Tuesday, January 18, 2011
good bye forever
I don’t understand why every time I see a picture of you, my heart stops and you take my breath away. Each time. I’m not supposed to feel this way about you anymore, I’m not. It’s been two years since you left me but it seems you still have a part of my heart. I don’t know if you even think about me every once in a while or feel something whenever you see my face. Part of me hopes you do, which is bad. I still have hope and I have been unaware of that or simply been trying hard to avoid that fact.

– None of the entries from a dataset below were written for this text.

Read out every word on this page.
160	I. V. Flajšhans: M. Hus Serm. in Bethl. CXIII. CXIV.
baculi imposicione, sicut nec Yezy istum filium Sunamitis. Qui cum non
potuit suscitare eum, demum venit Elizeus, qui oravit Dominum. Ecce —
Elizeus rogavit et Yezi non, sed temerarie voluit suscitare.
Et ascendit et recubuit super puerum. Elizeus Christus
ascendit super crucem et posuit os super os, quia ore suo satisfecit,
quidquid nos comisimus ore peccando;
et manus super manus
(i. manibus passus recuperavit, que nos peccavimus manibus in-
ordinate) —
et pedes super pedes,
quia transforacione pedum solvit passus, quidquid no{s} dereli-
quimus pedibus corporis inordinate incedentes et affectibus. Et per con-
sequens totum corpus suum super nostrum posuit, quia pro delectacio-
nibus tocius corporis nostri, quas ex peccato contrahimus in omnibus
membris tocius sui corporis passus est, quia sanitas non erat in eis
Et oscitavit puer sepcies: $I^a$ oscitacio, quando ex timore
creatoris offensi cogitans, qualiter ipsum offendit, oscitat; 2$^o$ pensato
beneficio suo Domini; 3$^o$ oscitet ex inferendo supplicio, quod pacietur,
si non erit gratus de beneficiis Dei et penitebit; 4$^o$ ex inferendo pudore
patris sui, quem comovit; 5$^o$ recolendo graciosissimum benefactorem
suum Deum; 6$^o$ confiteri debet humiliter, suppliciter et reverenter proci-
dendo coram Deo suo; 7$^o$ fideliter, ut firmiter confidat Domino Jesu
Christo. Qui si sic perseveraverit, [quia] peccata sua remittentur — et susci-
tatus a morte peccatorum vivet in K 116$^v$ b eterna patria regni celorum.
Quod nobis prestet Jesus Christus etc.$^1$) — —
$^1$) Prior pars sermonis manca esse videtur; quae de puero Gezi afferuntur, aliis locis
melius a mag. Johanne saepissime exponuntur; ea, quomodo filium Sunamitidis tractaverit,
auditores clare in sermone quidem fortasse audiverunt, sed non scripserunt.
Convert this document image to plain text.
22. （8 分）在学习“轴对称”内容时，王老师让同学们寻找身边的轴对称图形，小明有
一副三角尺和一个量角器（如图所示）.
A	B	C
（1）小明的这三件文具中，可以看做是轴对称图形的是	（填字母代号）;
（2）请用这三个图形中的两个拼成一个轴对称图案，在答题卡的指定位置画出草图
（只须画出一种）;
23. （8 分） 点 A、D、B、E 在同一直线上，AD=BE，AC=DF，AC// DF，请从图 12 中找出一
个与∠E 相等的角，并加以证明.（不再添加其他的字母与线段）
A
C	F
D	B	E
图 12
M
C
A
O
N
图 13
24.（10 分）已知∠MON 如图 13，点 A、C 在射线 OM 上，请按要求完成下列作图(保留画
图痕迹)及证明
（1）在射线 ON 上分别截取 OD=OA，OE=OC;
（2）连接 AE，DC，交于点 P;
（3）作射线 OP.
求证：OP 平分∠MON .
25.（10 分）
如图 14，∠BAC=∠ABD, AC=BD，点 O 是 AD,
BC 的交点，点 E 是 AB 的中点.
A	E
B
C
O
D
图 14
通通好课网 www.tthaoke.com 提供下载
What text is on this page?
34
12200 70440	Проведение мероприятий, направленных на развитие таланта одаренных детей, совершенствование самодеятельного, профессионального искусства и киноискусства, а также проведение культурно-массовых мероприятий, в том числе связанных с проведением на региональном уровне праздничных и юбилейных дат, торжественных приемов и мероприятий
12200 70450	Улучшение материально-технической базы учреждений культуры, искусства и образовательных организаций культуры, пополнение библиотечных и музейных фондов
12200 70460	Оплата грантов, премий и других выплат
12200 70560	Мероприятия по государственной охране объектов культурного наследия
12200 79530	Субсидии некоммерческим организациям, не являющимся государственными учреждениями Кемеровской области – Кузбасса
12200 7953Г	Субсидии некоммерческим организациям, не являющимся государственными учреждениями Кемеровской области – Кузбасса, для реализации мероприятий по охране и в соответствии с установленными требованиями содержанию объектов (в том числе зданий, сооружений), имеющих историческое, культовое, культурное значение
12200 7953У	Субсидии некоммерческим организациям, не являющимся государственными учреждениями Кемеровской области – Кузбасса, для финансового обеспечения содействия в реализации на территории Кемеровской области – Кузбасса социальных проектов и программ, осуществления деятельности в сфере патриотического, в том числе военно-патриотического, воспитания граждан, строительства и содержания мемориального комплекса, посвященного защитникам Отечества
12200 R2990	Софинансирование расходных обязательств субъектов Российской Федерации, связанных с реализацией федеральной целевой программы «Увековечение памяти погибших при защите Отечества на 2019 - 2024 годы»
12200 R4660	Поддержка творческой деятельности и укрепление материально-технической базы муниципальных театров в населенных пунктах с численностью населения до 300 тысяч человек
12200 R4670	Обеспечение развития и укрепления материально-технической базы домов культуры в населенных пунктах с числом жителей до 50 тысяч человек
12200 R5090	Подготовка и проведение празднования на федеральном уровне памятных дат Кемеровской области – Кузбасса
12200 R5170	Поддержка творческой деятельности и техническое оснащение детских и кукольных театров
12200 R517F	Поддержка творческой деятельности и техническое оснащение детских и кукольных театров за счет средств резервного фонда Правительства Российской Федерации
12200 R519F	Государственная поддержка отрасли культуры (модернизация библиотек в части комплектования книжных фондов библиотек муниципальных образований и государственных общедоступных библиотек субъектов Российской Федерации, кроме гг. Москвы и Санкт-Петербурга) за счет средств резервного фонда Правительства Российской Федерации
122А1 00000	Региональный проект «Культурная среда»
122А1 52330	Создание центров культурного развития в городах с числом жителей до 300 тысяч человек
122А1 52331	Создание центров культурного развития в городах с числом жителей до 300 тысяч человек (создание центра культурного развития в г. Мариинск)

We met in the year of 2008. The first time I saw him I knew he was going to be my first love. We’d talk every day and spend hours behind the computer. I wanted to know every thing about him. I wanted him to know every thing about me. I wanted him, all to myself. Whenever he would call, my heart would scream of joy and suddenly all my troubles went away.
Our love was beautiful and lasted for about three months. But it only took a couple of weeks for me to fall head over heels in love. I fell so hard but he wasn’t there to catch me. That’s all I wanted, to be caught and he failed to do just that. My heart got destroyed. I couldn’t eat or sleep. Just the thought of him made me burst into tears. I swear I’ve cried a river.
I had a hard time with accepting the break up. Part of me could not believe that he could just leave me there to bleed with my broken heart. I’d spend hours and hours thinking on what I possibly did wrong, or maybe it was something I said. It took months for me to come to my senses. But it happened. I told myself I am not going to spend any more time crying or feeling depressed over this guy because it is a waste of time!
And so the naïve girl died.
I know I deserve so much better, and you’ve told me before. But now I finally believe it. I hope true love finds you, and that you’ll be able to put down your walls one day to finally experience how it feels like to truly love someone. Then maybe you will know how I’ve loved you. I’m writing this because I want this off my chest for good and to permanently forget about the thought of us ever getting back together.
So this is my heart telling you good bye forever.